I was having dinner with my cousin a couple of weeks back, and we were talking about work. She had moved out here to the West Coast for a job - what she felt was her dream job. Unfortunately, as she spoke, it became apparent that she wasn't loving it - so I asked why.
"It's terrible, actually..." she replied, "I have the job that I've always wanted, but I can't stand the people I work for."
As we talked further, certain things that she said jumped out at me - things that echoed what I had found myself (as both an employee and an employer), and things I had read (like the fantastic "Five Dysfunctions of a Team" by Patrick Lencioni and "Good to Great" by Jim Collins). Now, I'll be the first to acknowledge that not everyone is a great employee - there are going to be some who hate everything you do no matter what approach you take (this is a separate topic - but the long and short of it is move these people along as quickly as possible) but when there's a problem with (an) employee(s) I will always take a moment to look at myself, first, and see if the issue stems from something I could/should have been doing differently.
What I've narrowed it all down to is my own, completely unscientific "Top Six" list - the top six actions/attributes that I think we all need to possess and demonstrate in management and, before assuming the problem is with the employee, to use as a metric for our own performance.

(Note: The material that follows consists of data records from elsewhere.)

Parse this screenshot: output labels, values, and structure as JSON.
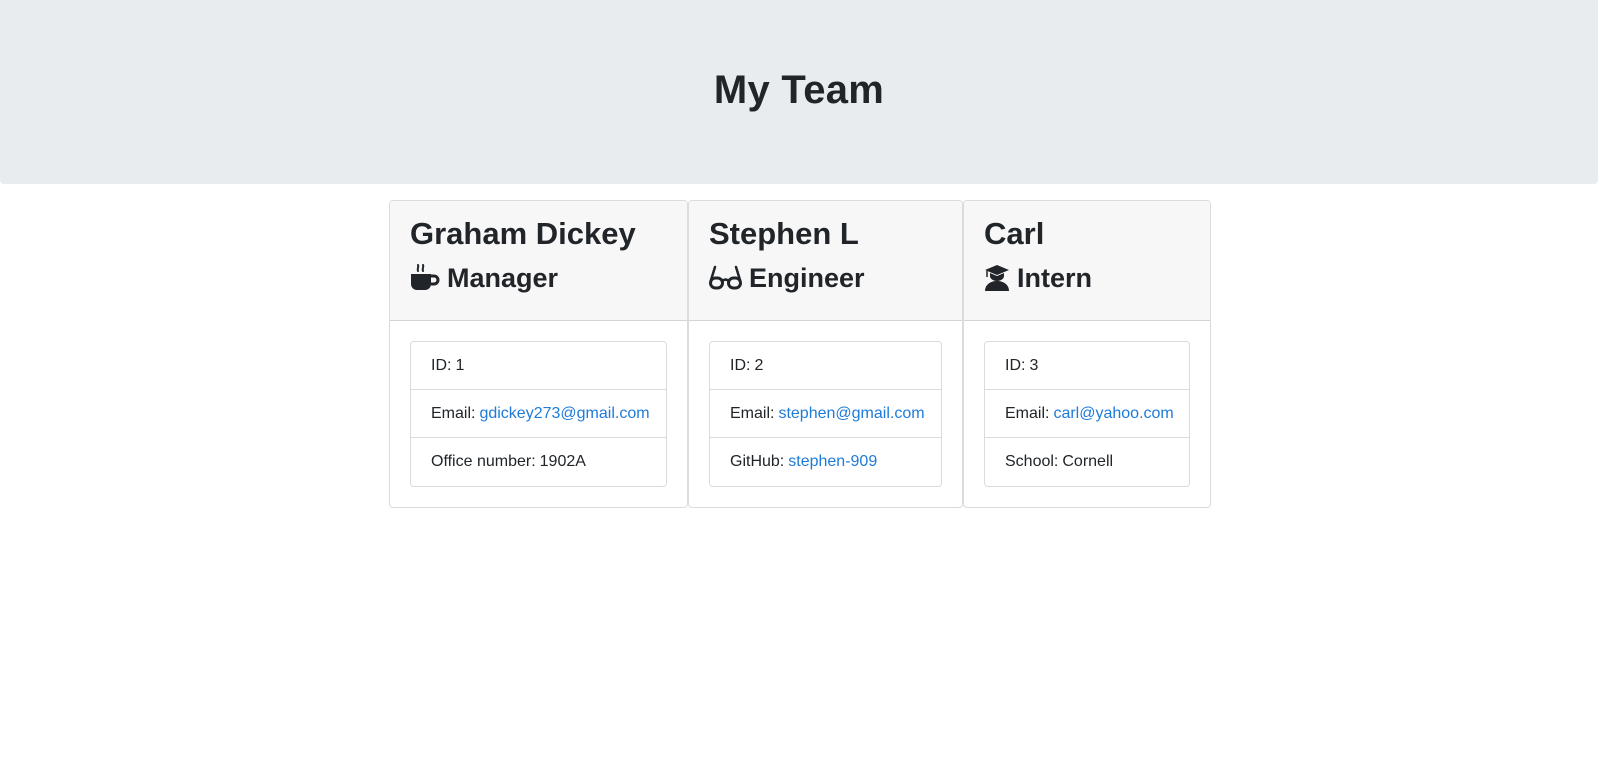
{
  "header": {
    "title": "My Team"
  },
  "team": [
    {
      "name": "Graham Dickey",
      "role": "Manager",
      "icon": "mug-hot-icon",
      "id_label": "ID:",
      "id": "1",
      "email_label": "Email:",
      "email": "gdickey273@gmail.com",
      "extra_label": "Office number:",
      "extra_value": "1902A"
    },
    {
      "name": "Stephen L",
      "role": "Engineer",
      "icon": "glasses-icon",
      "id_label": "ID:",
      "id": "2",
      "email_label": "Email:",
      "email": "stephen@gmail.com",
      "extra_label": "GitHub:",
      "extra_value": "stephen-909"
    },
    {
      "name": "Carl",
      "role": "Intern",
      "icon": "user-graduate-icon",
      "id_label": "ID:",
      "id": "3",
      "email_label": "Email:",
      "email": "carl@yahoo.com",
      "extra_label": "School:",
      "extra_value": "Cornell"
    }
  ],
  "colors": {
    "jumbotron_bg": "#e9ecef",
    "link": "#1e7bd9",
    "text": "#212529",
    "card_header_bg": "#f7f7f7"
  }
}
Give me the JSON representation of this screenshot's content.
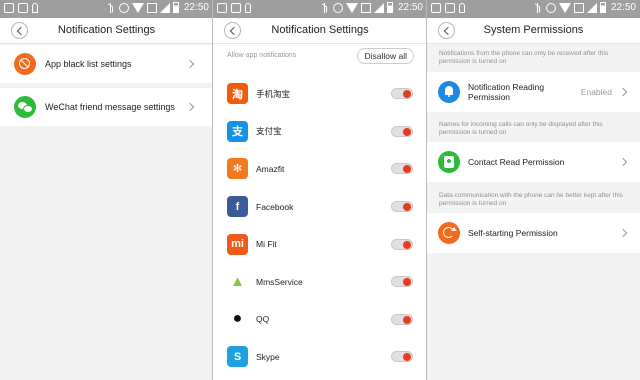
{
  "status_bar": {
    "time": "22:50"
  },
  "colors": {
    "orange": "#f26a1b",
    "green": "#2dbb3a",
    "blue": "#1e88e5",
    "toggle_red": "#e63b1e"
  },
  "screen1": {
    "title": "Notification Settings",
    "rows": [
      {
        "label": "App black list settings",
        "icon": "ban-icon"
      },
      {
        "label": "WeChat friend message settings",
        "icon": "wechat-icon"
      }
    ]
  },
  "screen2": {
    "title": "Notification Settings",
    "allow_label": "Allow app notifications",
    "disallow_all": "Disallow all",
    "apps": [
      {
        "name": "手机淘宝",
        "icon": "taobao-icon",
        "glyph": "淘",
        "color": "#f25a0c",
        "enabled": true
      },
      {
        "name": "支付宝",
        "icon": "alipay-icon",
        "glyph": "支",
        "color": "#1592e5",
        "enabled": true
      },
      {
        "name": "Amazfit",
        "icon": "amazfit-icon",
        "glyph": "✻",
        "color": "#f27a1f",
        "enabled": true
      },
      {
        "name": "Facebook",
        "icon": "facebook-icon",
        "glyph": "f",
        "color": "#3a5b9a",
        "enabled": true
      },
      {
        "name": "Mi Fit",
        "icon": "mifit-icon",
        "glyph": "mi",
        "color": "#f05a1a",
        "enabled": true
      },
      {
        "name": "MmsService",
        "icon": "android-icon",
        "glyph": "▲",
        "color": "#8bc34a",
        "enabled": true
      },
      {
        "name": "QQ",
        "icon": "qq-icon",
        "glyph": "●",
        "color": "#ffffff",
        "enabled": true
      },
      {
        "name": "Skype",
        "icon": "skype-icon",
        "glyph": "S",
        "color": "#1da1e0",
        "enabled": true
      }
    ]
  },
  "screen3": {
    "title": "System Permissions",
    "sections": [
      {
        "note": "Notifications from the phone can only be received after this permission is turned on",
        "label": "Notification Reading Permission",
        "status": "Enabled",
        "icon": "bell-icon"
      },
      {
        "note": "Names for incoming calls can only be displayed after this permission is turned on",
        "label": "Contact Read Permission",
        "status": "",
        "icon": "contact-icon"
      },
      {
        "note": "Data communication with the phone can be better kept after this permission is turned on",
        "label": "Self-starting Permission",
        "status": "",
        "icon": "self-start-icon"
      }
    ]
  }
}
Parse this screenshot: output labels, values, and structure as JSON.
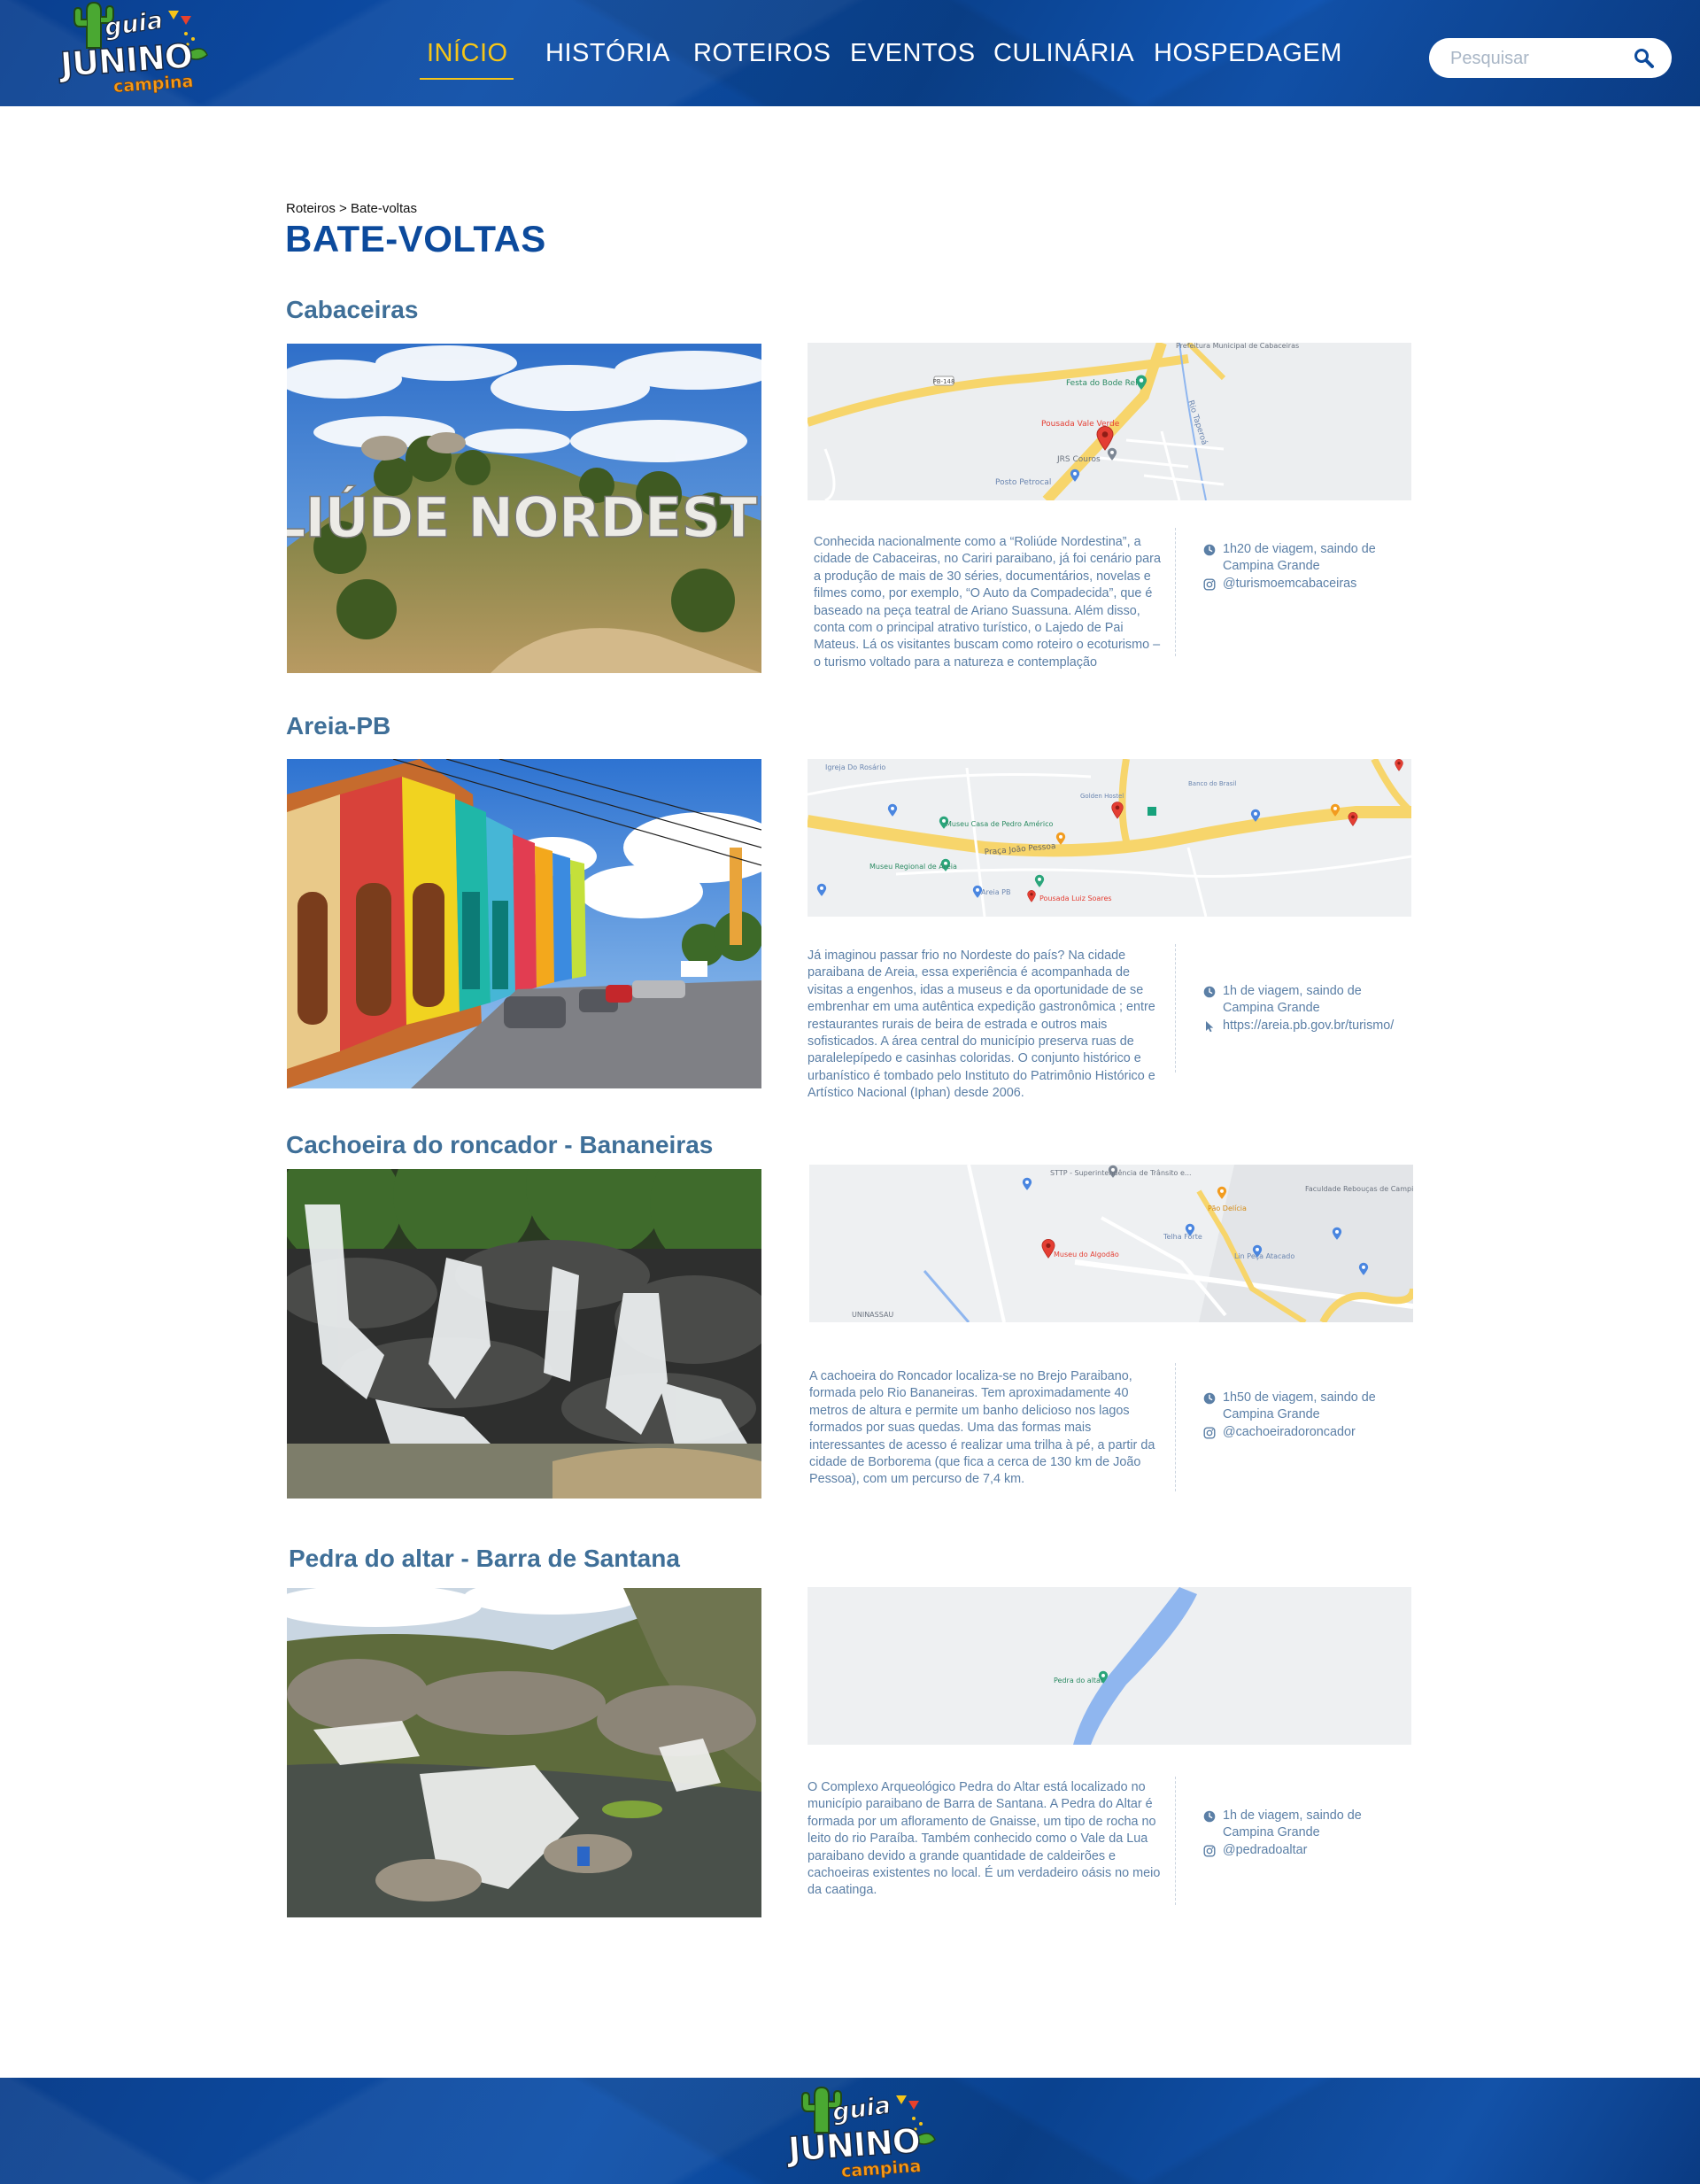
{
  "header": {
    "logo": {
      "line1": "guia",
      "line2": "JUNINO",
      "line3": "campina"
    },
    "nav": [
      {
        "label": "INÍCIO",
        "active": true
      },
      {
        "label": "HISTÓRIA",
        "active": false
      },
      {
        "label": "ROTEIROS",
        "active": false
      },
      {
        "label": "EVENTOS",
        "active": false
      },
      {
        "label": "CULINÁRIA",
        "active": false
      },
      {
        "label": "HOSPEDAGEM",
        "active": false
      }
    ],
    "search": {
      "placeholder": "Pesquisar",
      "value": ""
    }
  },
  "breadcrumb": {
    "parent": "Roteiros",
    "separator": " > ",
    "current": "Bate-voltas"
  },
  "page_title": "BATE-VOLTAS",
  "sections": [
    {
      "title": "Cabaceiras",
      "photo_sign": "RULIÚDE NORDESTINA",
      "map_labels": {
        "road1": "PB-148",
        "place1": "Festa do Bode Rei",
        "place2": "Pousada Vale Verde",
        "place3": "JRS Couros",
        "place4": "Posto Petrocal",
        "river": "Rio Taperoá",
        "place5": "Prefeitura Municipal de Cabaceiras"
      },
      "description": "Conhecida nacionalmente como a “Roliúde Nordestina”, a cidade de Cabaceiras, no Cariri paraibano, já foi cenário para a produção de mais de 30 séries, documentários, novelas e filmes como, por exemplo, “O Auto da Compadecida”, que é baseado na peça teatral de Ariano Suassuna. Além disso, conta com o principal atrativo turístico, o Lajedo de Pai Mateus. Lá os visitantes buscam como roteiro o ecoturismo – o turismo voltado para a natureza e contemplação",
      "travel": "1h20 de viagem, saindo de Campina Grande",
      "contact": "@turismoemcabaceiras",
      "contact_icon": "instagram-icon"
    },
    {
      "title": "Areia-PB",
      "map_labels": {
        "place1": "Igreja Do Rosário",
        "place2": "Museu Casa de Pedro Américo",
        "place3": "Museu Regional de Areia",
        "place4": "Areia PB",
        "place5": "Pousada Luiz Soares",
        "street": "Praça João Pessoa",
        "place6": "Banco do Brasil",
        "place7": "Golden Hostel"
      },
      "description": "Já imaginou passar frio no Nordeste do país? Na cidade paraibana de Areia, essa experiência é acompanhada de visitas a engenhos, idas a museus e da oportunidade de se embrenhar em uma autêntica expedição gastronômica ; entre restaurantes rurais de beira de estrada e outros mais sofisticados. A área central do município preserva ruas de paralelepípedo e casinhas coloridas. O conjunto histórico e urbanístico é tombado pelo Instituto do Patrimônio Histórico e Artístico Nacional (Iphan) desde 2006.",
      "travel": "1h de viagem, saindo de Campina Grande",
      "contact": "https://areia.pb.gov.br/turismo/",
      "contact_icon": "cursor-icon"
    },
    {
      "title": "Cachoeira do roncador - Bananeiras",
      "map_labels": {
        "place1": "STTP - Superintendência de Trânsito e...",
        "place2": "Pão Delícia",
        "place3": "Museu do Algodão",
        "place4": "Telha Forte",
        "place5": "Lin Peça Atacado",
        "place6": "UNINASSAU",
        "place7": "Faculdade Rebouças de Campina Grande"
      },
      "description": "A cachoeira do Roncador localiza-se no Brejo Paraibano, formada pelo Rio Bananeiras. Tem aproximadamente 40 metros de altura e permite um banho delicioso nos lagos formados por suas quedas. Uma das formas mais interessantes de acesso é realizar uma trilha à pé, a partir da cidade de Borborema (que fica a cerca de 130 km de João Pessoa), com um percurso de 7,4 km.",
      "travel": "1h50 de viagem, saindo de Campina Grande",
      "contact": "@cachoeiradoroncador",
      "contact_icon": "instagram-icon"
    },
    {
      "title": "Pedra do altar - Barra de Santana",
      "map_labels": {
        "place1": "Pedra do altar"
      },
      "description": "O Complexo Arqueológico Pedra do Altar está localizado no município paraibano de Barra de Santana. A Pedra do Altar é formada por um afloramento de Gnaisse, um tipo de rocha no leito do rio Paraíba. Também conhecido como o Vale da Lua paraibano devido a grande quantidade de caldeirões e cachoeiras existentes no local. É um verdadeiro oásis no meio da caatinga.",
      "travel": "1h de viagem, saindo de Campina Grande",
      "contact": "@pedradoaltar",
      "contact_icon": "instagram-icon"
    }
  ],
  "colors": {
    "brand_blue": "#0c4a9c",
    "accent_yellow": "#f5c518",
    "text_blue": "#5b7fa6",
    "title_blue": "#3f6f98"
  }
}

You're a team. Yes, you are the captain, but you're a team nonetheless, and they need to know that although you call the shots - you're with them and have their back.
Do we know what we're talking about? Do we practice what we preach? There can (and should) be people on the team that are better at certain things than you are (hopefully that's why you hired them) - but that doesn't mean it's okay to know nothing. Stay up to date on everything related to the business.
In implementation, in attitude, in relationships. Yes, sometimes you need to "bring down the hammer" - but you're far more effective if you do so without losing the plot... that just becomes a rant. Rant too often, and people simply tune you out. You need to be a steady influence: playing favorites, highs and lows in energy, moving targets and goals without warning or explanation - these can all lead to an instability in your team.
The above point notwithstanding - know when to bend. You're not always right, and times/situations change. Be savvy enough to know when to stay consistent, and when to adapt.
This is a huge one. Daily, sincere recognition of how important the team is and what they're doing for you goes a long way. In fact, simply thanking them for some small thing they did to help ("Hey, thanks for taking that garbage out") can have incredible effects on morale. Plus (going back to credibility) - on the occasion when you do need to offer less than favorable feedback, you're far more likely to have a receptive audience.
You're not the best. You're not always right. You're not infallible, and you're not perfect. Continually strive for this (Nike had a slogan once that stuck with me: "Always train like you're number 2"), but don't let your ego get away from you. And when you're wrong - be big enough to admit it. You'd be amazed how far this can take you.